JAY21 Posted December 3, 2008 Posted December 3, 2008 I believe we have no Cash-Balance safe-harbor fixed interest rates to my knowledge. I know I can use the 3rd segment rate as a safe-harbor per proposed regs which under transitional rates (this plan went in for 2007 so eligible for transitional rates) the 3rd segment rate is 6.23%. We're thinking of amending the interest credit rate up; currently using a 10 year treasury bond rate of just above 4%. How aggressive do you think it is to go with a fixed rate of 6% for 2008 (via amendment) ? It's lower than 3rd segment rate, higher than various Treasury Bond index rates, but ultimately not a safe-harbor rate at this point. FWIW, there are only HCEs in this plan. Main goal is higher interest credit for accrued benefits and softer funding whipsaw impact on minimum required contribution.
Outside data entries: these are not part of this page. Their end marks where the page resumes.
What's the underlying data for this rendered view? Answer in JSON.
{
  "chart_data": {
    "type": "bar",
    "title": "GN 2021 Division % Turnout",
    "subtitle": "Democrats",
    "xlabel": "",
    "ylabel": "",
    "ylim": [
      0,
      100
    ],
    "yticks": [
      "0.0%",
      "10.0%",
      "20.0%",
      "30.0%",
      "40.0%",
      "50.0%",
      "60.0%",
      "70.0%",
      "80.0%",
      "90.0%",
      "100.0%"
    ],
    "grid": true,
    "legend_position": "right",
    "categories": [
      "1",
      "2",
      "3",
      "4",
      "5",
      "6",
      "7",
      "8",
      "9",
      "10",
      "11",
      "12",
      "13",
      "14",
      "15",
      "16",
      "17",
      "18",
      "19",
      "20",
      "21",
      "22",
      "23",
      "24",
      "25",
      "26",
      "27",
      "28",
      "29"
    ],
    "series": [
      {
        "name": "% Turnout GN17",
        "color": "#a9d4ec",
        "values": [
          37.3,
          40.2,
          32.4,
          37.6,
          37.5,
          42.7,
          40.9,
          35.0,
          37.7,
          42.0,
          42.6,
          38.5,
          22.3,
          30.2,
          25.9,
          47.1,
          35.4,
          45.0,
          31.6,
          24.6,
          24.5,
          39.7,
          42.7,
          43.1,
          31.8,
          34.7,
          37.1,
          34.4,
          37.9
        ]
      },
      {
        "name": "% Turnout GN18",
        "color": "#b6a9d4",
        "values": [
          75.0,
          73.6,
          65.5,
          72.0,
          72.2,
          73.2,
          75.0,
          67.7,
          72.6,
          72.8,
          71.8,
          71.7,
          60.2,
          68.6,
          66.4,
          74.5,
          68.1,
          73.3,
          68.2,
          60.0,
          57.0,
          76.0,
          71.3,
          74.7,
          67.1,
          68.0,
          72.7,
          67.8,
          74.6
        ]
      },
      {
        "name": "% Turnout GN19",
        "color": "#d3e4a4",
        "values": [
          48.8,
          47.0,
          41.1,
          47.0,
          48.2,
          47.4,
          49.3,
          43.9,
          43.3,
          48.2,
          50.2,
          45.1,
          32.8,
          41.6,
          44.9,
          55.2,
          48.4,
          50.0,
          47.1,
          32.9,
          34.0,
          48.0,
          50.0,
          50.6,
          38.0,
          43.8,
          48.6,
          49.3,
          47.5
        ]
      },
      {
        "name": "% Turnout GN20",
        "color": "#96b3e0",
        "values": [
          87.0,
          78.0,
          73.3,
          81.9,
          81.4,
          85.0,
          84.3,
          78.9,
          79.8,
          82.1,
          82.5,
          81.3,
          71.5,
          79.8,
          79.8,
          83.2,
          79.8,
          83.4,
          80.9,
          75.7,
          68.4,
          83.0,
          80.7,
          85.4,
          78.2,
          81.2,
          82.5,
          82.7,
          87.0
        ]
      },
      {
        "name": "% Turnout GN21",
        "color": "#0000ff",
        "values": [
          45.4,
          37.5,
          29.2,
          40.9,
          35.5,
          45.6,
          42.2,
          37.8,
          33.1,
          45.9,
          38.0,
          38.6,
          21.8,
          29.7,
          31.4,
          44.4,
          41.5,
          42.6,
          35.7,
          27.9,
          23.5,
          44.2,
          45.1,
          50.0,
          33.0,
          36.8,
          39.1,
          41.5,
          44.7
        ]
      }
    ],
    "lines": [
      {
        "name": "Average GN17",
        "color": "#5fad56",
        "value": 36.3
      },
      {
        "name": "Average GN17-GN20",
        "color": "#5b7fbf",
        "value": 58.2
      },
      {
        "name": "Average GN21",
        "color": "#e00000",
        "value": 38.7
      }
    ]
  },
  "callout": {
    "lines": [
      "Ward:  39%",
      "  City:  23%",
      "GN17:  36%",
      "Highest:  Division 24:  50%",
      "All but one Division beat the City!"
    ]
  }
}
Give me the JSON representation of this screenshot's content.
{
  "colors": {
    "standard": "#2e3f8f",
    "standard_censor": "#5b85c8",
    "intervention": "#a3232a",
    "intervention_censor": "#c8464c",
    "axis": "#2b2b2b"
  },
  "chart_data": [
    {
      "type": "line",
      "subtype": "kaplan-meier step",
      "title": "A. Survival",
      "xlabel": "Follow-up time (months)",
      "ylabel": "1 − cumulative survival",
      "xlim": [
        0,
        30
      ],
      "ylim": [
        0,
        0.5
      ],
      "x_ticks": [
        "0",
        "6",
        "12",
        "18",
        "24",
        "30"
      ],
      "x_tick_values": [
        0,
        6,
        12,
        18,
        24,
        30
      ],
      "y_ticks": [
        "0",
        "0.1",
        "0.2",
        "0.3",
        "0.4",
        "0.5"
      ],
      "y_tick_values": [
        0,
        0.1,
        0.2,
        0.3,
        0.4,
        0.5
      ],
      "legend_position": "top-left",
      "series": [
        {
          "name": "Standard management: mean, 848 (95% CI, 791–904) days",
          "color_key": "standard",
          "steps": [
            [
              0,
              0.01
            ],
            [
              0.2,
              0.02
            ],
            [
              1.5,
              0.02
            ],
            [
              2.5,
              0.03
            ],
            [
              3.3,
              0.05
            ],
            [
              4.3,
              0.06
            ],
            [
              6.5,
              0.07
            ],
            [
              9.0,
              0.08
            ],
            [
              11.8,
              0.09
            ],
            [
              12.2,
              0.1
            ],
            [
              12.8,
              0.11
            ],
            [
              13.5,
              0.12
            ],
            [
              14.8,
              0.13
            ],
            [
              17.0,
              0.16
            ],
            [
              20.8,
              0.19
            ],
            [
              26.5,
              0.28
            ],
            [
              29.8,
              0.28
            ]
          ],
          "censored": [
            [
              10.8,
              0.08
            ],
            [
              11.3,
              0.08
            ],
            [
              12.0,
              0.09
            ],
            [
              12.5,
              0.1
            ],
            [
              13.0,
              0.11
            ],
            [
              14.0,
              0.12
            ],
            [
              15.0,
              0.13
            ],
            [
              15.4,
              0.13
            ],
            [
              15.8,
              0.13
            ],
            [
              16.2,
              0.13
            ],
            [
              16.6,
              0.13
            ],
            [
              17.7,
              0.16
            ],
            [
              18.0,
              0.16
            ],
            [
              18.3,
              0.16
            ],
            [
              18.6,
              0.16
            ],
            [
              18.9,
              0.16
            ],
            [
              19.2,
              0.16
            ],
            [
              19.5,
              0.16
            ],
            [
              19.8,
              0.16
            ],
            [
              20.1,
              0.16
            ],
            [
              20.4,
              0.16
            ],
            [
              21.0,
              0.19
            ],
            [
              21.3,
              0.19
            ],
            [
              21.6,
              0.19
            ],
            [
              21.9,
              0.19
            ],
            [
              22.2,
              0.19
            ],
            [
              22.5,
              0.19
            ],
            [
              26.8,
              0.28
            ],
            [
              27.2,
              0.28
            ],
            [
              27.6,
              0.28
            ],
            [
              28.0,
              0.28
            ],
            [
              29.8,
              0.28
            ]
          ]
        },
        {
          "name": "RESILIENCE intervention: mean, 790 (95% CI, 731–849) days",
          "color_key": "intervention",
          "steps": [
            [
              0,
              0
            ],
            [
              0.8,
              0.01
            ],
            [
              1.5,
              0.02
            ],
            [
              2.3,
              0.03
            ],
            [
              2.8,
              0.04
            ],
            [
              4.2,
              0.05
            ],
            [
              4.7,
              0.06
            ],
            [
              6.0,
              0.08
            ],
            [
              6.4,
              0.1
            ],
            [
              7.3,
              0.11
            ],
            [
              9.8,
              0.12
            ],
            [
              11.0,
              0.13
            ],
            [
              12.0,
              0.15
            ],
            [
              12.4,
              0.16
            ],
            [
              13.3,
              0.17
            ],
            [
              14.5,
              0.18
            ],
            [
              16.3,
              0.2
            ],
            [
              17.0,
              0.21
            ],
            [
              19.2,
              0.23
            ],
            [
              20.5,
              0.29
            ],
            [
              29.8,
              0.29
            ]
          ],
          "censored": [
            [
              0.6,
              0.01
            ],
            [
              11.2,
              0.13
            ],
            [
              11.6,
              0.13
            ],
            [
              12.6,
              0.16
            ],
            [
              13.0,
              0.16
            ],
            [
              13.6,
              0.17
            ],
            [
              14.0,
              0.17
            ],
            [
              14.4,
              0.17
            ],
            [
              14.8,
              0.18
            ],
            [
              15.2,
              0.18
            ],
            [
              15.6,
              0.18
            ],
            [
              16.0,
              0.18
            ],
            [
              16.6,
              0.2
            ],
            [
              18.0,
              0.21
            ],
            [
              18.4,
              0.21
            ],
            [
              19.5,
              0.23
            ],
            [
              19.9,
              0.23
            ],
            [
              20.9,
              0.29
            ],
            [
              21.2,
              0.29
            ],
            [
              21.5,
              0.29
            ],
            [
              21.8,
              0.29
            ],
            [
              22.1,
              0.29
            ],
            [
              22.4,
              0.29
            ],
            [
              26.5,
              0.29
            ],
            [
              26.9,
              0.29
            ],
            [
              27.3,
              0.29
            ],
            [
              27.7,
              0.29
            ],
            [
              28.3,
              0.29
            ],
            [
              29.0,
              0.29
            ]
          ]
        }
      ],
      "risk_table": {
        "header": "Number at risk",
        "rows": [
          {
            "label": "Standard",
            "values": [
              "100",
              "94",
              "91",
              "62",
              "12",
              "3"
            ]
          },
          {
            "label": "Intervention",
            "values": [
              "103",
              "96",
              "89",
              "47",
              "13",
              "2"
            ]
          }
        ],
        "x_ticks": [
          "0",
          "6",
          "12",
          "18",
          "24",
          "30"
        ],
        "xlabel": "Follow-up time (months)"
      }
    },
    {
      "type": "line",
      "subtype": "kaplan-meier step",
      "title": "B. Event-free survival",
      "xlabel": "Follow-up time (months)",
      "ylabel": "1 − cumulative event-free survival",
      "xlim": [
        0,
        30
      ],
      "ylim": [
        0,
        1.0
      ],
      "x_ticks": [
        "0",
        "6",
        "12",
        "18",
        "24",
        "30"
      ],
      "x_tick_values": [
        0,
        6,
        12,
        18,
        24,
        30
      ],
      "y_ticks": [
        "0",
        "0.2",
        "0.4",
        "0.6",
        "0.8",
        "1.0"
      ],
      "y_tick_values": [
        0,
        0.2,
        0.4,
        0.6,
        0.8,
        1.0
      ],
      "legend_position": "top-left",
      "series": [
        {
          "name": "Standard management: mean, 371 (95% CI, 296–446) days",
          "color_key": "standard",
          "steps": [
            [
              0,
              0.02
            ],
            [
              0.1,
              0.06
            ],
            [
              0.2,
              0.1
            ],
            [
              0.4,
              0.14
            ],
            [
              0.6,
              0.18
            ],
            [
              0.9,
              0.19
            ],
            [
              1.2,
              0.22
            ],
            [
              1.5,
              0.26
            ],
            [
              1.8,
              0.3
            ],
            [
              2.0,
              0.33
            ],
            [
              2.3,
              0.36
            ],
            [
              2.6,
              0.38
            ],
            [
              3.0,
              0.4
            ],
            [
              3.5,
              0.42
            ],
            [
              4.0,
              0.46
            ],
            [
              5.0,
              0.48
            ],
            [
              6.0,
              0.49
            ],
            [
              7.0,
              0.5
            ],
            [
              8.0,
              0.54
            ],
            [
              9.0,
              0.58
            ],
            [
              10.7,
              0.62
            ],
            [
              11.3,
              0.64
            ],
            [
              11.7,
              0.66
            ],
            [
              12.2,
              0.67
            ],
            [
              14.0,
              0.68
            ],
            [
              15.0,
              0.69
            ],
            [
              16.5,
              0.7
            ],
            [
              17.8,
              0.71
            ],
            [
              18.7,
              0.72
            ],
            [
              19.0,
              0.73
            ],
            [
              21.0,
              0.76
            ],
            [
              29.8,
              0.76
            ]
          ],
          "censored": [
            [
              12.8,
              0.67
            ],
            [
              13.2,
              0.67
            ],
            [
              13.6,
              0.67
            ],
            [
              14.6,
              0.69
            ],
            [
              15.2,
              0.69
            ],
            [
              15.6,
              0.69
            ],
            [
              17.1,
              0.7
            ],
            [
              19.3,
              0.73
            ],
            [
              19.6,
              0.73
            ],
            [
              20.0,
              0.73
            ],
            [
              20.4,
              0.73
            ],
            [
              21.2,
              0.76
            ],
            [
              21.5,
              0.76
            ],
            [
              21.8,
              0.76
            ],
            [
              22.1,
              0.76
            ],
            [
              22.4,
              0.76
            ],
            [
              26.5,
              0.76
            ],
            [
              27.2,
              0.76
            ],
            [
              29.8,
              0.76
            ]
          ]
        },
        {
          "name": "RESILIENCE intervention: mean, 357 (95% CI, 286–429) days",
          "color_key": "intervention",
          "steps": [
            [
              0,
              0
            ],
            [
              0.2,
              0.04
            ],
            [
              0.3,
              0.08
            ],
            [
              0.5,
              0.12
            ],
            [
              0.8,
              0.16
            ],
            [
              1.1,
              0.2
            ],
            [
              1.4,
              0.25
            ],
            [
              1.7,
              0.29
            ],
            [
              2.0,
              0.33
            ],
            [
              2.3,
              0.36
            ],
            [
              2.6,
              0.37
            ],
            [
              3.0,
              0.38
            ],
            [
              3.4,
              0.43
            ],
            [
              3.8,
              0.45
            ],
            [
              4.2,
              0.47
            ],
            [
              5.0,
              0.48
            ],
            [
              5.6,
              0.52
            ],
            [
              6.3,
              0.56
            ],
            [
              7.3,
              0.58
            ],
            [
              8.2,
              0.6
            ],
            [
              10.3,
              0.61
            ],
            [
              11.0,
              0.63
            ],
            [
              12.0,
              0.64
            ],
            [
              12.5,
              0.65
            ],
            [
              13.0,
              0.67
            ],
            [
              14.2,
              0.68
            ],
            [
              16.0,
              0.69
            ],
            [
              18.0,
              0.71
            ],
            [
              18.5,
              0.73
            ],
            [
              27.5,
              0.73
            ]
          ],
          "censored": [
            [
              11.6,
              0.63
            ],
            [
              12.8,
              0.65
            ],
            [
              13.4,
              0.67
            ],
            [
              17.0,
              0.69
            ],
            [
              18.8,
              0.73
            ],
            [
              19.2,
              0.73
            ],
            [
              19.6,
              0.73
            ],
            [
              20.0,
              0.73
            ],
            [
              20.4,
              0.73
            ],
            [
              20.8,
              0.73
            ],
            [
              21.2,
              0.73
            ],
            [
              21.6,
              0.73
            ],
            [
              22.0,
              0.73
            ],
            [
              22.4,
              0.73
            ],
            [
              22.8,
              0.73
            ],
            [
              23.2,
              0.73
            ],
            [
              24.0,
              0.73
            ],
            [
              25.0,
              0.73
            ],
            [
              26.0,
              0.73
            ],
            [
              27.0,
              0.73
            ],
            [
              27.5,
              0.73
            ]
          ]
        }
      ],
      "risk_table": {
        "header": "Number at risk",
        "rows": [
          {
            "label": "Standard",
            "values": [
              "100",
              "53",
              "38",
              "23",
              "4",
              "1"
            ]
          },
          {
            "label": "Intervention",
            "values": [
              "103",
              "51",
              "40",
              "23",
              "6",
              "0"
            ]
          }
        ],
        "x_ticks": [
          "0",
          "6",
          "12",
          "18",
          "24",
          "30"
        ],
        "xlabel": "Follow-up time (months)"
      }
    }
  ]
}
AndyH Posted December 4, 2008 Posted December 4, 2008 I wish you got some answers to these questions; I'd like to know what to do as well. People are petrified of linking benefits to a variable bond rate with no cap, in this economy. Anything below the effective rate produces an underfunded plan (without the life raft, err cushion in the first year that is). The exotic 3 year cash balance "bailout" approaches suggested at conferences aren't for everybody.
quinnfield Posted December 4, 2008 Posted December 4, 2008 in the interest of simplicity, I would stick with the old 96-8 safe harbor rates for 2009. This would result in an interest rate of 4.00% using 30-year TCM and a 2-month lookback. Notice 96-8 states: Under a frontloaded interest credit plan [e.g., a typical cash balance plan] that, for this purpose, specifies a variable index equal to the PBGC immediate rate or the sum of one of the standard indices and a margin not greater than the specified margin associated with that standard index, no impermissible forfeiture would result from projecting that the rate used to determine future interest credits for an employee is no greater than the applicable interest rate under section 417(e)(3), as amended by RPA '94. Thus, if such a plan has been amended to comply with the changes to section 417(e) made by RPA '94, the employee's entire accrued benefit could be distributed in the form of a single sum distribution equal to the employee's hypothetical account balance without violating section 411(a) or 417(e), provided that the plan provides the appropriate annuity conversion factors. Standard Index Associated Margin The discount rate on 3-month Treasury Bills 175 basis points The discount rate on 6-month Treasury Bills or 12- month Treasury Bills 150 basis points The yield on 1-year Treasury Constant Maturities 100 basis points The yield on 2-year Treasury Constant Maturities or 3-year Treasury Constant Maturities 50 basis points The yield on 5-year Treasury Constant Maturities or 7-year Treasury Constant Maturities 25 basis points The yield on 10-year Treasury Constant Maturities or any longer period Treasury Constant Maturities 0 basis points Annual rate of change of the Consumer Price Index 3 percentage points
JAY21 Posted December 4, 2008 Author Posted December 4, 2008 That may not be a bad way to go but since PPA 06 no longer requires 417(e) to be applied to cash-balance accounts (i.e,. can pay out on theoretical account balance) I'm not sure that cite is as relevant as it used to be though no doubt still safe.
Blinky the 3-eyed Fish Posted December 5, 2008 Posted December 5, 2008 Read the CB proposed regs. Using the safe harbor rates in 96-8 is an appropriate options, amongst others. Using a fixed 6% return would be very unadvisable at this stage. "What's in the big salad?" "Big lettuce, big carrots, tomatoes like volleyballs."